Now let's put these pieces together - the `dates` sequence, the `input_url_pattern` format string, and the `.format()` function - into a list comprehension to create the urls for all the files in 1 month of the OISST dataset.

In [10]:
dates = pd.date_range('1990-06-01', '1990-06-30', freq='D')
input_urls = [
    input_url_pattern.format(
        yyyymm=day.strftime('%Y%m'), yyyymmdd=day.strftime('%Y%m%d')
    )
    for day in dates
]

In [16]:
print(input_urls[:5])

['https://www.ncei.noaa.gov/data/sea-surface-temperature-optimum-interpolation/v2.1/access/avhrr/199006/oisst-avhrr-v02r01.19900601.nc', 'https://www.ncei.noaa.gov/data/sea-surface-temperature-optimum-interpolation/v2.1/access/avhrr/199006/oisst-avhrr-v02r01.19900602.nc', 'https://www.ncei.noaa.gov/data/sea-surface-temperature-optimum-interpolation/v2.1/access/avhrr/199006/oisst-avhrr-v02r01.19900603.nc', 'https://www.ncei.noaa.gov/data/sea-surface-temperature-optimum-interpolation/v2.1/access/avhrr/199006/oisst-avhrr-v02r01.19900604.nc', 'https://www.ncei.noaa.gov/data/sea-surface-temperature-optimum-interpolation/v2.1/access/avhrr/199006/oisst-avhrr-v02r01.19900605.nc']

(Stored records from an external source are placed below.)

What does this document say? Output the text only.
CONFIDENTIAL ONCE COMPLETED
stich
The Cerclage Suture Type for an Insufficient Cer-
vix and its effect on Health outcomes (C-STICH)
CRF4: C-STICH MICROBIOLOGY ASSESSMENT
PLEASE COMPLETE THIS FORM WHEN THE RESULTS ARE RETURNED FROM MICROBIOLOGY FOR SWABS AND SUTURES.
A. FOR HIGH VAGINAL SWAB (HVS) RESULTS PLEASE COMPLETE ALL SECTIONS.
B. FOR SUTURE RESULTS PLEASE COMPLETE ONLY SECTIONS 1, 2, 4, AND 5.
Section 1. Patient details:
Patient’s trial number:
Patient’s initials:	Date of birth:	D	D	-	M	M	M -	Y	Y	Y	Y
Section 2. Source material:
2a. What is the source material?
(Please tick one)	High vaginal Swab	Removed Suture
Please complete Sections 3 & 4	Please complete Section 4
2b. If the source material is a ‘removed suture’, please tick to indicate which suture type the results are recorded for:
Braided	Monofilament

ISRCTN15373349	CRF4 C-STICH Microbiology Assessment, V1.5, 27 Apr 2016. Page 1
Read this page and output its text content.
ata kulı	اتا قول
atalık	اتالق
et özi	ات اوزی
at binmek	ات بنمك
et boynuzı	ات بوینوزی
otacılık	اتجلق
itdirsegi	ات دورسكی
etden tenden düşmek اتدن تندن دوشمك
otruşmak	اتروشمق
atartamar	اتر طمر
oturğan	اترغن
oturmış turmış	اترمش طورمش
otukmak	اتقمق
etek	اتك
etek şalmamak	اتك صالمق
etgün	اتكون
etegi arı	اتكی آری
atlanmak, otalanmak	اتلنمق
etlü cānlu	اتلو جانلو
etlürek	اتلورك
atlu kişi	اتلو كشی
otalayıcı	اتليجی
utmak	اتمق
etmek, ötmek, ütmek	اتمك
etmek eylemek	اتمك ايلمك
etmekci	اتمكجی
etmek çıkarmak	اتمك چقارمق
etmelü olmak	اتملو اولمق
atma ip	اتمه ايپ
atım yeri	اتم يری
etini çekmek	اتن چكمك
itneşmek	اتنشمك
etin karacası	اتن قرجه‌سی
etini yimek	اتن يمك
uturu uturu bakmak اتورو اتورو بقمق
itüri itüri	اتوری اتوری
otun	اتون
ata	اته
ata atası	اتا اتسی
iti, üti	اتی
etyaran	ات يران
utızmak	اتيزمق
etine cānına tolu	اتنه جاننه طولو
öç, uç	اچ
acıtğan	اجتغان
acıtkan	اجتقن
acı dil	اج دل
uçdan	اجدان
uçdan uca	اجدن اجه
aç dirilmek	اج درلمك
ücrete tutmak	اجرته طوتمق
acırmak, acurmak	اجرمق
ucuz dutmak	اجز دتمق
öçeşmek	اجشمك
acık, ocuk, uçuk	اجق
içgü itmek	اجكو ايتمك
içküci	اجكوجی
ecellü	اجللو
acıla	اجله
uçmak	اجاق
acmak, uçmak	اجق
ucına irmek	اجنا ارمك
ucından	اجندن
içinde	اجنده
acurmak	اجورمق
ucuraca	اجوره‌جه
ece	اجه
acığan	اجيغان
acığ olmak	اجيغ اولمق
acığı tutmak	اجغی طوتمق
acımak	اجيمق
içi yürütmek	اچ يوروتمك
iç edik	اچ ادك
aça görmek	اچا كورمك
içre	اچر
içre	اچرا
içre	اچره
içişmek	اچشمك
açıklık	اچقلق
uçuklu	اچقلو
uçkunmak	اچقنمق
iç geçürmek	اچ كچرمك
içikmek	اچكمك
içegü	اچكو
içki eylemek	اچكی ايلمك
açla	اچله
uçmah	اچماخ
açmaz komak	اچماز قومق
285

There we have it!  A list of urls for the OISST dataset.

### Create the File Pattern object

Now we return to our `pattern_from_file_sequence` function. The implementation looks like this:

In [13]:
from pangeo_forge_recipes.patterns import pattern_from_file_sequence

In [14]:
pattern = pattern_from_file_sequence(input_urls, 'time', nitems_per_file=1)

The inputs are:
* `input_urls` - the list of file urls we just created
* `'time'` - indicates which variable is changing between files
* `nitems_per_file` - specifies that each OISST file contains a single timestep

In [15]:
pattern

<FilePattern {'time': 30}>

_Question for Charles -- is another way to look at this?_

## Defining a Recipe Class

Now that we have our File Pattern object the Recipe Class comes pretty easily. In this tutorial we want to convert our dataset to zarr, so we will use the `XarrayZarrRecipe` class.  All we need to do to create the object is input:
1. the FilePattern object
2. indicate how many files should go into a single chunk

In [17]:
from pangeo_forge_recipes.recipes import XarrayZarrRecipe

In [18]:
recipe = XarrayZarrRecipe(pattern, inputs_per_chunk=10)

In [19]:
recipe

XarrayZarrRecipe(file_pattern=<FilePattern {'time': 30}>, inputs_per_chunk=10, target_chunks={}, target=None, input_cache=None, metadata_cache=None, cache_inputs=True, copy_input_to_local_file=False, consolidate_zarr=True, consolidate_dimension_coordinates=True, xarray_open_kwargs={}, xarray_concat_kwargs={}, delete_input_encoding=True, process_input=None, process_chunk=None, lock_timeout=None, subset_inputs={}, open_input_with_fsspec_reference=False)

TODO - how to read the repr

And there you have your first recipe object! This object holds all the information about the dataset that it needs to run.

In part 2 of the tutorial we will use our recipe to convert some data locally.